Economia

A Carige serve un miliardo Mille dipendenti da tagliare

Il gruppo prevede il ritorno all'utile nel 2018, ma niente dividendi. L'ad Fiorentino: «Così voltiamo pagina»

Camilla Conti

Un piano per «voltare pagina», per «fare una completa pulizia», con la fiducia di potere «mettere la palla in buca» con «alcune condizioni dolorose».

L'ad della Carige, Paolo Fiorentino, ha usato queste parole ieri in Piazza Affari per presentare alla comunità finanziaria il progetto di rilancio dell'istituto ligure battezzato Transformation Program 2017-2020 che accelera sulla riduzione dei costi con l'incremento dei tagli del personale (circa mille unità nei prossimi tre anni) e delle filiali (121 in meno) raddoppiando i numeri stimati dall'ex ad Guido Bastianini. Ma che, soprattutto, ha come premessa un rafforzamento patrimoniale di oltre un miliardo: entro ottobre verrà varata un'operazione di liability management con l'offerta di scambio tra i bond subordinati in circolazione (circa 510 milioni di nominale) in mano a istituzionali (sono esclusi quelli retail) e un titolo senior. Chi li possiede potrà anche optare per la conversione in azioni nell'ambito dell'aumento di capitale da 560 milioni, di cui 60 riservati ai bondholder e il resto con diritto di opzione per gli azionisti.

Tra gli obbligazionisti c'è anche Generali: l'ad Philippe Donnet qualche settimana fa ha dichiarato che una conversione del bond Carige in azioni non è all'ordine del giorno della compagnia triestina. «La conversione in equity è opzionale e non obbligatoria» per i bondholder che «se lo decideranno potranno farlo nell'ambito dell'aumento», ha detto ieri il direttore finanziario dell'istituto genovese, Andrea Soro. Resta, dunque, da capire quale sarà la posizione del Leone su uno scambio da bond subordinato a senior proposto da Carige.

Quanto all'ultima riga di bilancio della banca, il piano stima il ritorno all'utile l'anno prossimo per 25 milioni, mentre a fine periodo sono attesi 146 milioni di profitti. Non sono invece previsti dividendi «perchè non lo abbiamo concordato con la Bce», sarà «una valutazione che faremo con le autorità e con i nostri azionisti», ha spiegato Soro.

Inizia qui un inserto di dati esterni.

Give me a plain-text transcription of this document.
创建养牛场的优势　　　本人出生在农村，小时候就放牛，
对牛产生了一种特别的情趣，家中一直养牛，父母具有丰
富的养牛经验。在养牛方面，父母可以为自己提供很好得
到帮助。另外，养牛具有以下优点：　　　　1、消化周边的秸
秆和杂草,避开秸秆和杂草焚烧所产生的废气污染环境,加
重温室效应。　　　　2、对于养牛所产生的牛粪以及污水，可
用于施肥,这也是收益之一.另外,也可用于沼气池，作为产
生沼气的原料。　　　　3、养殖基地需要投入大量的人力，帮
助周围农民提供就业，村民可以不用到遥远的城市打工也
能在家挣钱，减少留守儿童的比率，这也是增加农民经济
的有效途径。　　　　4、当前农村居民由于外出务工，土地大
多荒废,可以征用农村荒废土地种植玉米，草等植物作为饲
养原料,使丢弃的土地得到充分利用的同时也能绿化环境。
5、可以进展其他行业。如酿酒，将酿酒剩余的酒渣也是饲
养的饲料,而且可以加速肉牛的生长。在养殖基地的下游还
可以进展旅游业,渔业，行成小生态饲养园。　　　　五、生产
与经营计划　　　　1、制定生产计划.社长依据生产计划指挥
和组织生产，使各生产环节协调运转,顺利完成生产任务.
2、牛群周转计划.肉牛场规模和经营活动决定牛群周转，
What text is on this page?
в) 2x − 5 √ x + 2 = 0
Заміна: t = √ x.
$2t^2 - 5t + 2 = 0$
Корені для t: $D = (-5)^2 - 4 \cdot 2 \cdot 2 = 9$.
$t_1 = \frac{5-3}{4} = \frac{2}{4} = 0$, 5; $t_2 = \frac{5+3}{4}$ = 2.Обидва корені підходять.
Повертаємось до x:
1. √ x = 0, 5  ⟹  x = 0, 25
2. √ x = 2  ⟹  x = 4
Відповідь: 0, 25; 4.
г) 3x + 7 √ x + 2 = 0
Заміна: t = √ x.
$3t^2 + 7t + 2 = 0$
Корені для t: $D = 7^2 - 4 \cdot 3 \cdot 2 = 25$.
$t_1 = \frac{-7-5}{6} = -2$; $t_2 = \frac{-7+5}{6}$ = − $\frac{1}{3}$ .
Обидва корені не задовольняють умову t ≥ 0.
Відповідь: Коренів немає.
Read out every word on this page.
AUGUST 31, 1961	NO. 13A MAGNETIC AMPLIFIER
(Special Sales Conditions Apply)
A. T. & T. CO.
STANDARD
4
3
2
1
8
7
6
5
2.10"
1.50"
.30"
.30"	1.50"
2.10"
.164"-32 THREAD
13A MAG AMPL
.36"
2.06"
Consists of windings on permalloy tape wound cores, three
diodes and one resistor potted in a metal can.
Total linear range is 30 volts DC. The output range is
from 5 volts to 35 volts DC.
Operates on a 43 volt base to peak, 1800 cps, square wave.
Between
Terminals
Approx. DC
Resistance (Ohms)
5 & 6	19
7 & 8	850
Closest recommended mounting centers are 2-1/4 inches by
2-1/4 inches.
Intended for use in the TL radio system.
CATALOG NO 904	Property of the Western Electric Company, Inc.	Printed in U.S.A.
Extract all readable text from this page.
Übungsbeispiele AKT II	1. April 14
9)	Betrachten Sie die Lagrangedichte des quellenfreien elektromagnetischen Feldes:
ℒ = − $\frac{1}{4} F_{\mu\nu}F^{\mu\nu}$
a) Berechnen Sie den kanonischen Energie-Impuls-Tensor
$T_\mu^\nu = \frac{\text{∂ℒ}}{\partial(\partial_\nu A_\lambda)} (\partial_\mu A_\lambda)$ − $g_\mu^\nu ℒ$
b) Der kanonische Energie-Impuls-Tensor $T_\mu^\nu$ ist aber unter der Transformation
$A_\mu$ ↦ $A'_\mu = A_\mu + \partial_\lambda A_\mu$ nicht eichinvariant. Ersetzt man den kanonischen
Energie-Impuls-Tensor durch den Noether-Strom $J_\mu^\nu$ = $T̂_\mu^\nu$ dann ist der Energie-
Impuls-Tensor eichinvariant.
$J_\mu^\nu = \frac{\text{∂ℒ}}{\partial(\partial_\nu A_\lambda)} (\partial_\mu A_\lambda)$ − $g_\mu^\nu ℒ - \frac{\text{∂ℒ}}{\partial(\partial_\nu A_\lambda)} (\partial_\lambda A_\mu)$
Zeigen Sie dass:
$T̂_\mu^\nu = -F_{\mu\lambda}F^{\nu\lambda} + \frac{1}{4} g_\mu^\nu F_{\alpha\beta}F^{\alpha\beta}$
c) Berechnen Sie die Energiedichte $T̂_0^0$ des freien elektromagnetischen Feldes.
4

Il mercato deve ancora «digerire» la strategia di Fiorentino: il titolo, che in mattinata è arrivato a guadagnare anche il 5%, ha virato in territorio negativo per poi chiudere la seduta con un -1,8% a 0,23 euro. Un primo segnale di fiducia è però arrivato dal socio di controllo, Vittorio Malacalza, seduto ieri in prima fila al fianco del presidente Giuseppe Tesauro. «Siamo convinti del piano per definizione, se no non saremo qua», ha commentato senza però sbilanciarsi sulla volontà della sua holding Malacalza Investimenti di sottoscrivere l'aumento di capitale. «Questo è un altro discorso», si è limitato ad aggiungere l'imprenditore genovese che si è battuto affinché l'aumento prevedesse il diritto di opzione per gli azionisti. La proposta «è stata percepita correttamente dal mercato come un impegno ad accompagnare questa fase della banca», ha commentato ieri l'ad aggiungendo che la differenza di posizioni con il cda «non ha creato shock» tra il management e la Malacalza Investimenti.

Lo si capirà meglio all'assemblea dei soci del 28 settembre che dovrà approvare l'aumento di capitale dopo aver ricevuto il via libera della Bce.